Post by mummifiedstalin on Mar 18, 2011 10:46:36 GMT -5
So last night, I read about the first 50 or so issues. Amazing stuff. I haven't seen the tv show, and I honestly don't know if I want to. I think what the comic has going is great enough on its own.
Two things:
First, (and SPOILERS warning, I suppose), the issues immediately after the prison falls and Rick and his son are out on his own are probably the single best uses of graphic story telling I've ever seen. Now, granted, I'm not a HUGE comic fan, but the one issue (50?) where Carl is on his own while his dad is passed out is amazingly emotional. And it's done with almost no text, apart from a small speech from the son over his comatose father at the end, which is all the more powerful for being so short. But the way those images can capture suspense, terror, and still being from the point of a view of a child forced to see things no kid could see is just amazing.
...which leads me to the second thing. I have to admit that I've always been a bit skeptical in the past of graphics really being able to tell a story in a significantly different way from other media. The stories themselves always have to be so much more compact, and the visual style in many ways often seemed limited to the artist's ability to show (usually) overly dramatic facial expressions.
But this one completely changed my mind. I don't know that Carl's story would have worked in any other medium. You get the sense of scale, the way you can show images from his perspective, AND do it in ways that can be at once fast and slow. It's that trick of speed that I think makes this issue completely amazing. On the hand hand, with so little to read, it takes probably just a few minutes to read the whole thing. But, at the same time, when you can linger over particular images, the thing can seem like a lifetime, as it's supposed to for Carl as he's left on his own for the first time.
A film version captures you to the time of the experience. A written version would linger in sentence-time too long.
But this...it gets both the intensity of the moment and the terrible suspense of hours of waiting, and even the eternity of trying to lure zombies around a corner, in a way that could probably only happen in sequential-image story telling.
So I think this one finally converted me to a true comics lover.

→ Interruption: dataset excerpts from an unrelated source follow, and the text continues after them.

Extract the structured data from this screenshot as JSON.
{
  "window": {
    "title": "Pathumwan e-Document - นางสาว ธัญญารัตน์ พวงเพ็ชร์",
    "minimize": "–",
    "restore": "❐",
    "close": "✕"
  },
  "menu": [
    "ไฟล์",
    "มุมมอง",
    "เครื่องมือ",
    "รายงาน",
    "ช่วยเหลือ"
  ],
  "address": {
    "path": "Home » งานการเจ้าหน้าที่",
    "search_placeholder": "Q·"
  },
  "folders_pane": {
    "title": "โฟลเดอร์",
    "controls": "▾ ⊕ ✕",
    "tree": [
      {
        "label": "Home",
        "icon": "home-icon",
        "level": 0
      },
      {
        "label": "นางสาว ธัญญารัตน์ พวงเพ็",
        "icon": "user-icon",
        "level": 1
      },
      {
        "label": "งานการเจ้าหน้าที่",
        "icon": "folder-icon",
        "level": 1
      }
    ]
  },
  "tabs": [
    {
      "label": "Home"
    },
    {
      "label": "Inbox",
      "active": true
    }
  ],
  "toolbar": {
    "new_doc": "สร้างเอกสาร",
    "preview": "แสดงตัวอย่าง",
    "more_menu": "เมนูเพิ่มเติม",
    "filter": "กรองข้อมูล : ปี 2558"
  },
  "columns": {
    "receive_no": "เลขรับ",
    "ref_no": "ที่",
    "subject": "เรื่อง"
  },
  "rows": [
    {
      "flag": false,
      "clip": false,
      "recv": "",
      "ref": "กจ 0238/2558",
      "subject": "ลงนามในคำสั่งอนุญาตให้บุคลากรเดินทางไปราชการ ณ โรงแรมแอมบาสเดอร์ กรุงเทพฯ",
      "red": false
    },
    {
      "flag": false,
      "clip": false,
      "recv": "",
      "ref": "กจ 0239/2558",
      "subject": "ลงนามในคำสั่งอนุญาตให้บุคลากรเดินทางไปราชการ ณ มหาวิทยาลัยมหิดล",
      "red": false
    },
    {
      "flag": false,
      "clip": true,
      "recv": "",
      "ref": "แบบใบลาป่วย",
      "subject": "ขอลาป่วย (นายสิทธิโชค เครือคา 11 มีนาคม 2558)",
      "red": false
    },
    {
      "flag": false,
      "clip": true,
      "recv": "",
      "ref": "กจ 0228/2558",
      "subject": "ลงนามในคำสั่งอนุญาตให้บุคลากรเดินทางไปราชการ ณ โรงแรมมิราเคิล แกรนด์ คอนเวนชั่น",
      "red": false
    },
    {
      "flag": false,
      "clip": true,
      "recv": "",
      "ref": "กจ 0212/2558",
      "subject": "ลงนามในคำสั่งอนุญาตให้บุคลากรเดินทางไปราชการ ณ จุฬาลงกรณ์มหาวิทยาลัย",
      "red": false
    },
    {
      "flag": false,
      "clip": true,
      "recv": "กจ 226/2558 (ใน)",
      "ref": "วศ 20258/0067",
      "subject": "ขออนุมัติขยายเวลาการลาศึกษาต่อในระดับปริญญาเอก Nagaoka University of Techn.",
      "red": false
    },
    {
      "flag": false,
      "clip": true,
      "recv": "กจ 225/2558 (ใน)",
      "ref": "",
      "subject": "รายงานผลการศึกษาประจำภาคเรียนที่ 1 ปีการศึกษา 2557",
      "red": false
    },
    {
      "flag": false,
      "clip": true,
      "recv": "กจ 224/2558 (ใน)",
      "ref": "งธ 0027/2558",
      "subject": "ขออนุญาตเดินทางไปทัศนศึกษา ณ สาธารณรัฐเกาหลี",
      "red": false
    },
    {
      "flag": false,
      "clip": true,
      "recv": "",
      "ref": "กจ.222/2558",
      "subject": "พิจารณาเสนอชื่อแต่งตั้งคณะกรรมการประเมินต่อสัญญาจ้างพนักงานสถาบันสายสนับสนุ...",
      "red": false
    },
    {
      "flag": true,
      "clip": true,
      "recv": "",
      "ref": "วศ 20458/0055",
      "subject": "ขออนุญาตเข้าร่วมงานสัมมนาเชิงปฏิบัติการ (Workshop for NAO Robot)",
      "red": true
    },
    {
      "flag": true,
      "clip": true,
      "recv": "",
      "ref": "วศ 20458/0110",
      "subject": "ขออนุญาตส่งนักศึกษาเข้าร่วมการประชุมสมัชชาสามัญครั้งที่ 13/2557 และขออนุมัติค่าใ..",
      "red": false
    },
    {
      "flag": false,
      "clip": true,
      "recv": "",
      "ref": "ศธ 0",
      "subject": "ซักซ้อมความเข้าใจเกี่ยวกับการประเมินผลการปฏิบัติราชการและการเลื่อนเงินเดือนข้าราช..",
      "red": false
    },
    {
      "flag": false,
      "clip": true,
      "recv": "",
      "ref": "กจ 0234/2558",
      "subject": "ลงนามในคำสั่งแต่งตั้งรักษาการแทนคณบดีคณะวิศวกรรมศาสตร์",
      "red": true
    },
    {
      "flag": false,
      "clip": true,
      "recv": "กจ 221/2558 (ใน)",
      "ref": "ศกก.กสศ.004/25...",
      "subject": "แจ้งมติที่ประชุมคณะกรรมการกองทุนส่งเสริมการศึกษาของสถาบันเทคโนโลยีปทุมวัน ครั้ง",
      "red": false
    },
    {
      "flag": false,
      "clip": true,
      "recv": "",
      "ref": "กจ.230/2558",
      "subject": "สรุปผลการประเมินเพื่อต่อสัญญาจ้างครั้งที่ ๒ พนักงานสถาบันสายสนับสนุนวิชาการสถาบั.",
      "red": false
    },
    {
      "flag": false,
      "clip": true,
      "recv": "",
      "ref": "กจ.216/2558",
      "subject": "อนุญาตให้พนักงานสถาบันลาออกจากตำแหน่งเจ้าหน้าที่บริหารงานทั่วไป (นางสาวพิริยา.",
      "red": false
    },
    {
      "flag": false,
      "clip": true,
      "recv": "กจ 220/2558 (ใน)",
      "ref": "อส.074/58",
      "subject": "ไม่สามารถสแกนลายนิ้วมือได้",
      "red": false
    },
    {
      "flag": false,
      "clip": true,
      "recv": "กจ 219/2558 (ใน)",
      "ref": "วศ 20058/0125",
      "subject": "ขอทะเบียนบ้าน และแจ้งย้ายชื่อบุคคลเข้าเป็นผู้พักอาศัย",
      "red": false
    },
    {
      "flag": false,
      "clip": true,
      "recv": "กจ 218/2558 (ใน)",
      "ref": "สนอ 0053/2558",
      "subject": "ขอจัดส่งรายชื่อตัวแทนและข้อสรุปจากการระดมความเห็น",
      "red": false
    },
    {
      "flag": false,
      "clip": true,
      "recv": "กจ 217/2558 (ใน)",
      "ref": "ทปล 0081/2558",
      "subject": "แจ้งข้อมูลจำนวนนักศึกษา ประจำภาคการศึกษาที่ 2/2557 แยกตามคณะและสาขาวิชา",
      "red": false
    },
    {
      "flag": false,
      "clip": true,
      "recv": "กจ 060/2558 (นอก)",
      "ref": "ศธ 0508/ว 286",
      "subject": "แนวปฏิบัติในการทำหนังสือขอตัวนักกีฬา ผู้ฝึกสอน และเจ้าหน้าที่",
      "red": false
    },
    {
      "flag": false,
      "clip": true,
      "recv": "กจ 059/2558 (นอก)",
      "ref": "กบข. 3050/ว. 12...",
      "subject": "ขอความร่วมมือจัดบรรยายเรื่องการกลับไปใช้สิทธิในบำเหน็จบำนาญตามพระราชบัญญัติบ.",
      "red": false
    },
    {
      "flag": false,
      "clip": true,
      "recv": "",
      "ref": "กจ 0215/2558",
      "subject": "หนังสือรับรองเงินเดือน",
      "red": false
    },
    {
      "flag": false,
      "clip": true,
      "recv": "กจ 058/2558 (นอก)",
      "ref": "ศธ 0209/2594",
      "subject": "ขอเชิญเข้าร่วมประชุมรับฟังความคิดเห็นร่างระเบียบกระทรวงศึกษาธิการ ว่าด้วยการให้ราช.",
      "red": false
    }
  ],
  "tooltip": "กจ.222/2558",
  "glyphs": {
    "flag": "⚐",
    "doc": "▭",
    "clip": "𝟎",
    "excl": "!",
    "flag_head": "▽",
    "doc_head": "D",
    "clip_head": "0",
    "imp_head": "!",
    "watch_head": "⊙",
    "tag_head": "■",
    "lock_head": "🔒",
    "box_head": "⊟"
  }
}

Plus, goddam, what a great story. Everyone always says that zombie apocalypse stories are really about the human stories of the survivors. This one makes that absolutely true. I'm almost bummed when I see the zombies instead of hearing more human story. But, then, that's kinda the catch of a zombie apocalypse. heh.
Two things:
First, (and SPOILERS warning, I suppose), the issues immediately after the prison falls and Rick and his son are out on his own are probably the single best uses of graphic story telling I've ever seen. Now, granted, I'm not a HUGE comic fan, but the one issue (50?) where Carl is on his own while his dad is passed out is amazingly emotional. And it's done with almost no text, apart from a small speech from the son over his comatose father at the end, which is all the more powerful for being so short. But the way those images can capture suspense, terror, and still being from the point of a view of a child forced to see things no kid could see is just amazing.

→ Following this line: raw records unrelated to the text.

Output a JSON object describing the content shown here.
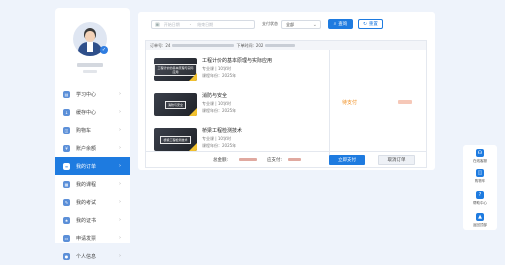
{
  "user": {
    "verified_icon": "check-badge-icon",
    "name_visible": false
  },
  "sidebar": {
    "items": [
      {
        "label": "学习中心",
        "icon": "book-icon",
        "active": false
      },
      {
        "label": "缓存中心",
        "icon": "download-icon",
        "active": false
      },
      {
        "label": "购物车",
        "icon": "cart-icon",
        "active": false
      },
      {
        "label": "账户余额",
        "icon": "wallet-icon",
        "active": false
      },
      {
        "label": "我的订单",
        "icon": "order-icon",
        "active": true
      },
      {
        "label": "我的课程",
        "icon": "course-icon",
        "active": false
      },
      {
        "label": "我的考试",
        "icon": "exam-icon",
        "active": false
      },
      {
        "label": "我的证书",
        "icon": "certificate-icon",
        "active": false
      },
      {
        "label": "申请发票",
        "icon": "invoice-icon",
        "active": false
      },
      {
        "label": "个人信息",
        "icon": "user-icon",
        "active": false
      }
    ],
    "chevron": "›"
  },
  "filter": {
    "start_placeholder": "开始日期",
    "separator": "-",
    "end_placeholder": "结束日期",
    "status_label": "支付状态",
    "status_value": "全部",
    "query_button": "查询",
    "reset_button": "重置"
  },
  "order": {
    "number_label": "订单号:",
    "number_prefix": "24",
    "time_label": "下单时间:",
    "time_prefix": "202",
    "courses": [
      {
        "title": "工程计价的基本原理与实际应用",
        "thumb_text": "工程计价的基本原理与实际应用",
        "credits": "专业课 | 10学时",
        "year": "课程年份：2025年"
      },
      {
        "title": "消防与安全",
        "thumb_text": "消防与安全",
        "credits": "专业课 | 10学时",
        "year": "课程年份：2025年"
      },
      {
        "title": "桥梁工程检测技术",
        "thumb_text": "桥梁工程检测技术",
        "credits": "专业课 | 10学时",
        "year": "课程年份：2025年"
      }
    ],
    "status": "待支付",
    "total_label": "总金额:",
    "paid_label": "应支付:",
    "pay_button": "立即支付",
    "cancel_button": "取消订单"
  },
  "rightbar": {
    "items": [
      {
        "label": "在线客服",
        "icon": "headset-icon"
      },
      {
        "label": "购物车",
        "icon": "cart-icon"
      },
      {
        "label": "帮助中心",
        "icon": "help-icon"
      },
      {
        "label": "返回顶部",
        "icon": "top-icon"
      }
    ]
  },
  "colors": {
    "accent": "#1e7be0",
    "pending": "#f08c1a",
    "background": "#eef3fb"
  }
}
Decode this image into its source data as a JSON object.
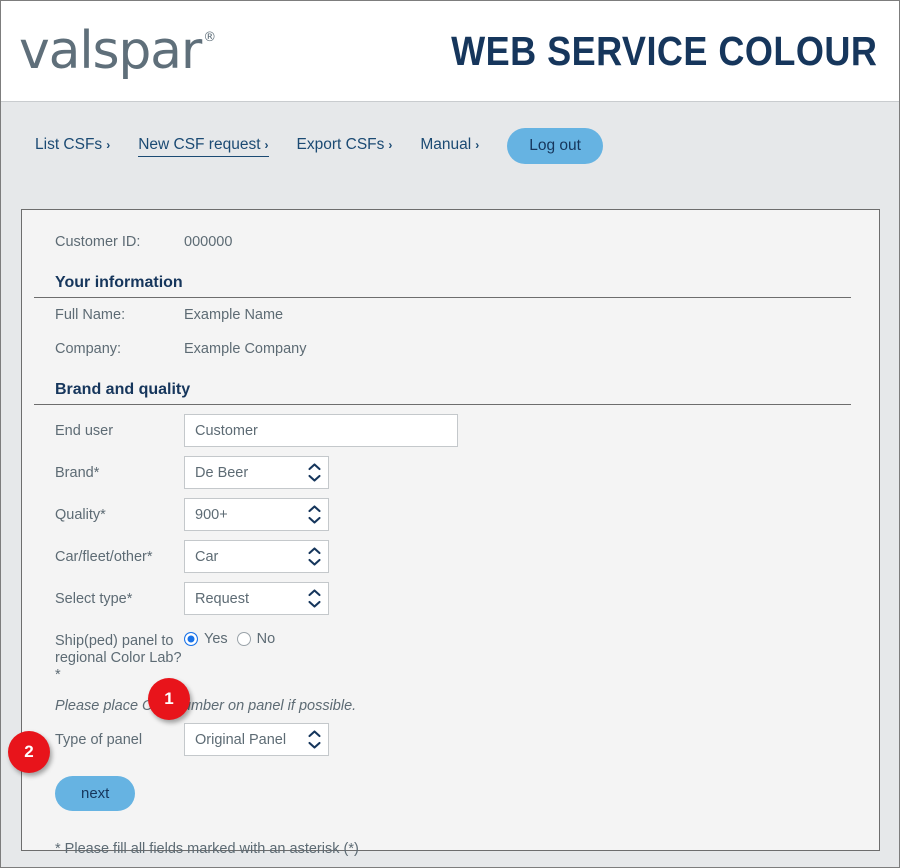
{
  "header": {
    "logo_text": "valspar",
    "logo_registered": "®",
    "app_title": "WEB SERVICE COLOUR"
  },
  "nav": {
    "items": [
      {
        "label": "List CSFs",
        "chevron": "›",
        "active": false
      },
      {
        "label": "New CSF request",
        "chevron": "›",
        "active": true
      },
      {
        "label": "Export CSFs",
        "chevron": "›",
        "active": false
      },
      {
        "label": "Manual",
        "chevron": "›",
        "active": false
      }
    ],
    "logout_label": "Log out"
  },
  "form": {
    "customer_id_label": "Customer ID:",
    "customer_id_value": "000000",
    "section_your_information": "Your information",
    "full_name_label": "Full Name:",
    "full_name_value": "Example Name",
    "company_label": "Company:",
    "company_value": "Example Company",
    "section_brand_quality": "Brand and quality",
    "end_user_label": "End user",
    "end_user_value": "Customer",
    "brand_label": "Brand*",
    "brand_value": "De Beer",
    "quality_label": "Quality*",
    "quality_value": "900+",
    "car_fleet_label": "Car/fleet/other*",
    "car_fleet_value": "Car",
    "select_type_label": "Select type*",
    "select_type_value": "Request",
    "ship_panel_label": "Ship(ped) panel to regional Color Lab?*",
    "radio_yes_label": "Yes",
    "radio_no_label": "No",
    "radio_selected": "Yes",
    "csf_note": "Please place CSF number on panel if possible.",
    "type_of_panel_label": "Type of panel",
    "type_of_panel_value": "Original Panel",
    "next_label": "next",
    "footnote": "* Please fill all fields marked with an asterisk (*)"
  },
  "annotations": [
    {
      "number": "1"
    },
    {
      "number": "2"
    }
  ],
  "colors": {
    "brand_navy": "#16365c",
    "nav_link": "#1b4a73",
    "button_blue": "#66b3e2",
    "badge_red": "#e8141b",
    "radio_blue": "#1a73e8",
    "panel_bg": "#f4f4f4",
    "page_bg": "#e6e8ea",
    "logo_grey": "#5f6f7a"
  }
}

...which leads me to the second thing. I have to admit that I've always been a bit skeptical in the past of graphics really being able to tell a story in a significantly different way from other media. The stories themselves always have to be so much more compact, and the visual style in many ways often seemed limited to the artist's ability to show (usually) overly dramatic facial expressions.

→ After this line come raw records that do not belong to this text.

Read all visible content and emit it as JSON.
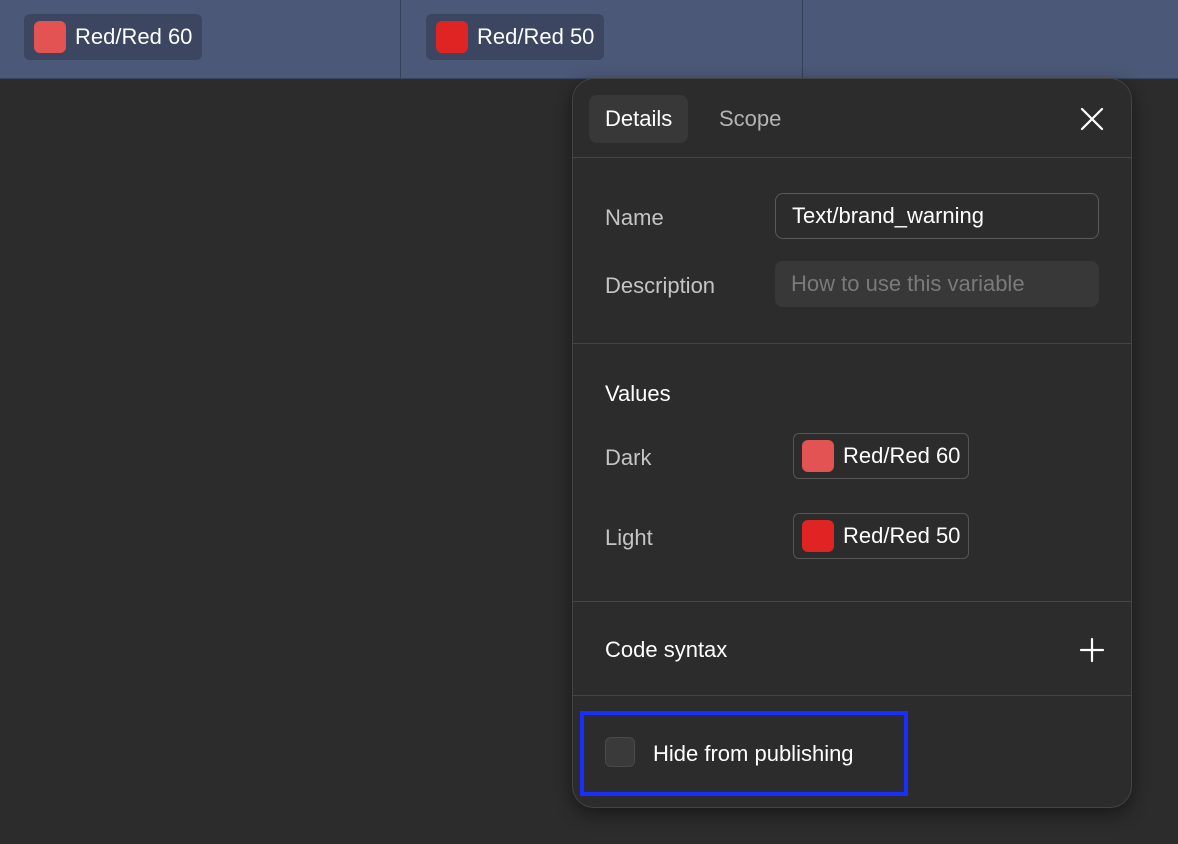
{
  "top_row": [
    {
      "label": "Red/Red 60",
      "color": "#e45353"
    },
    {
      "label": "Red/Red 50",
      "color": "#e02424"
    }
  ],
  "panel": {
    "tabs": {
      "details": "Details",
      "scope": "Scope"
    },
    "close_icon": "close-icon",
    "name": {
      "label": "Name",
      "value": "Text/brand_warning"
    },
    "description": {
      "label": "Description",
      "placeholder": "How to use this variable"
    },
    "values": {
      "title": "Values",
      "modes": [
        {
          "label": "Dark",
          "value": "Red/Red 60",
          "color": "#e45353"
        },
        {
          "label": "Light",
          "value": "Red/Red 50",
          "color": "#e02424"
        }
      ]
    },
    "code_syntax": {
      "title": "Code syntax",
      "add_icon": "plus-icon"
    },
    "hide_from_publishing": {
      "label": "Hide from publishing",
      "checked": false
    }
  },
  "colors": {
    "highlight": "#1a2fff",
    "topbar": "#4b5878"
  }
}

But this one completely changed my mind. I don't know that Carl's story would have worked in any other medium. You get the sense of scale, the way you can show images from his perspective, AND do it in ways that can be at once fast and slow. It's that trick of speed that I think makes this issue completely amazing. On the hand hand, with so little to read, it takes probably just a few minutes to read the whole thing. But, at the same time, when you can linger over particular images, the thing can seem like a lifetime, as it's supposed to for Carl as he's left on his own for the first time.
A film version captures you to the time of the experience. A written version would linger in sentence-time too long.
But this...it gets both the intensity of the moment and the terrible suspense of hours of waiting, and even the eternity of trying to lure zombies around a corner, in a way that could probably only happen in sequential-image story telling.
So I think this one finally converted me to a true comics lover.
Plus, goddam, what a great story. Everyone always says that zombie apocalypse stories are really about the human stories of the survivors. This one makes that absolutely true. I'm almost bummed when I see the zombies instead of hearing more human story. But, then, that's kinda the catch of a zombie apocalypse. heh.